The heaps of metal were dumped directly onto the ground. Pools of hazardous wastes drained from the metal into the soil and also into nearby Cayuga Inlet, the main southern tributary to Cayuga Lake.

The kinds of oils taken to Wallace Steel were reported as lubricating and cutting oils in the 40-year-old health department reports. However, the records say tons of scrap metal originated from the defunct Morse Chain Company, then located on Ithaca's South Hill. That plant dumped a variety of industrial chemicals — including trichloroethylene, or TCE — on its property where it operated from at least 1918 to 1983 when it was sold to Emerson Power Transmission. Studies have linked TCE to a variety of health issues, including cancer.

Other county health department records from 1984 confirmed that TCE and a variety of other hazardous materials were found at the Cherry Street property.

Grannis has committed to testing soil for contamination in the coming weeks at the former Wallace Industries site, a spokesperson said this week.

The move was in response to a report in The Ithaca Journal detailing a history of contamination at the Cherry Street site.

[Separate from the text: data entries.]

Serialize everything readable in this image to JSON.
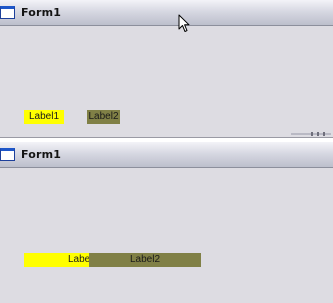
{
  "windows": [
    {
      "title": "Form1",
      "labels": [
        {
          "text": "Label1",
          "color": "#ffff00"
        },
        {
          "text": "Label2",
          "color": "#808046"
        }
      ]
    },
    {
      "title": "Form1",
      "labels": [
        {
          "text": "Label1",
          "visible_text": "Labe",
          "color": "#ffff00"
        },
        {
          "text": "Label2",
          "color": "#808046"
        }
      ]
    }
  ],
  "icons": {
    "window": "window-icon",
    "cursor": "mouse-pointer-icon"
  },
  "colors": {
    "titlebar": "#cfd1dc",
    "client": "#dddce2",
    "label_yellow": "#ffff00",
    "label_olive": "#808046"
  }
}
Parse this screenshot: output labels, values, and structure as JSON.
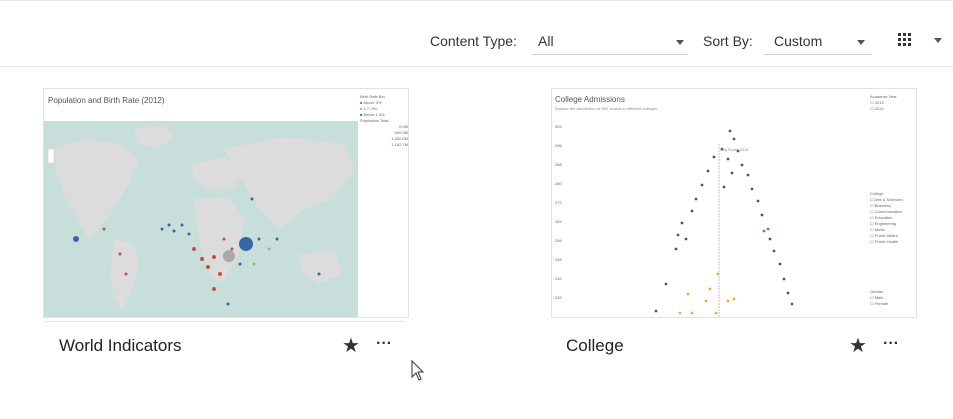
{
  "toolbar": {
    "content_type_label": "Content Type:",
    "content_type_value": "All",
    "sort_by_label": "Sort By:",
    "sort_by_value": "Custom"
  },
  "cards": [
    {
      "title": "World Indicators",
      "thumbnail": {
        "title": "Population and Birth Rate (2012)",
        "legend_title": "Birth Rate Bin",
        "legend_items": [
          "Above 3%",
          "1.7–3%",
          "Below 1.3%"
        ],
        "legend_colors": [
          "#c0504d",
          "#a9a9a9",
          "#3a66a8"
        ],
        "size_title": "Population Total",
        "size_items": [
          "0.0M",
          "640.0M",
          "1,000.0M",
          "1,162.7M"
        ]
      }
    },
    {
      "title": "College",
      "thumbnail": {
        "title": "College Admissions",
        "subtitle": "Explore the distribution of SAT scores in different colleges",
        "reference_label": "Avg Score 2013",
        "filter1_title": "Academic Year",
        "filter1_items": [
          "2013",
          "2014"
        ],
        "filter2_title": "College",
        "filter2_items": [
          "Arts & Sciences",
          "Business",
          "Communication",
          "Education",
          "Engineering",
          "Music",
          "Public Affairs",
          "Public Health"
        ],
        "filter3_title": "Gender",
        "filter3_items": [
          "Male",
          "Female"
        ],
        "y_ticks": [
          "304",
          "296",
          "288",
          "280",
          "272",
          "264",
          "256",
          "248",
          "240",
          "232"
        ]
      }
    }
  ],
  "colors": {
    "map_land": "#d9d9d9",
    "map_water": "#c8dedb",
    "accent_blue": "#3a66a8",
    "accent_red": "#c0504d",
    "accent_orange": "#f2a93b"
  },
  "icons": {
    "view": "grid-view-icon",
    "favorite": "star-icon",
    "more": "more-actions-icon",
    "pointer": "mouse-cursor-icon"
  }
}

Hinchey also said he hopes “adequate remediation takes place to safeguard the health of residents living in this area.”

“These activities have left a situation that is just unacceptable for local residents and raise legitimate concerns about the quality of indoor air due to vapor intrusion,” Hinchey said in his letter.

Businesses currently operating at the Cherry Street location operate in compliance with state and federal environmental regulations. The state's focus on the Cherry Street site is on toxic materials that may have been improperly disposed of in the 1960s and '70s.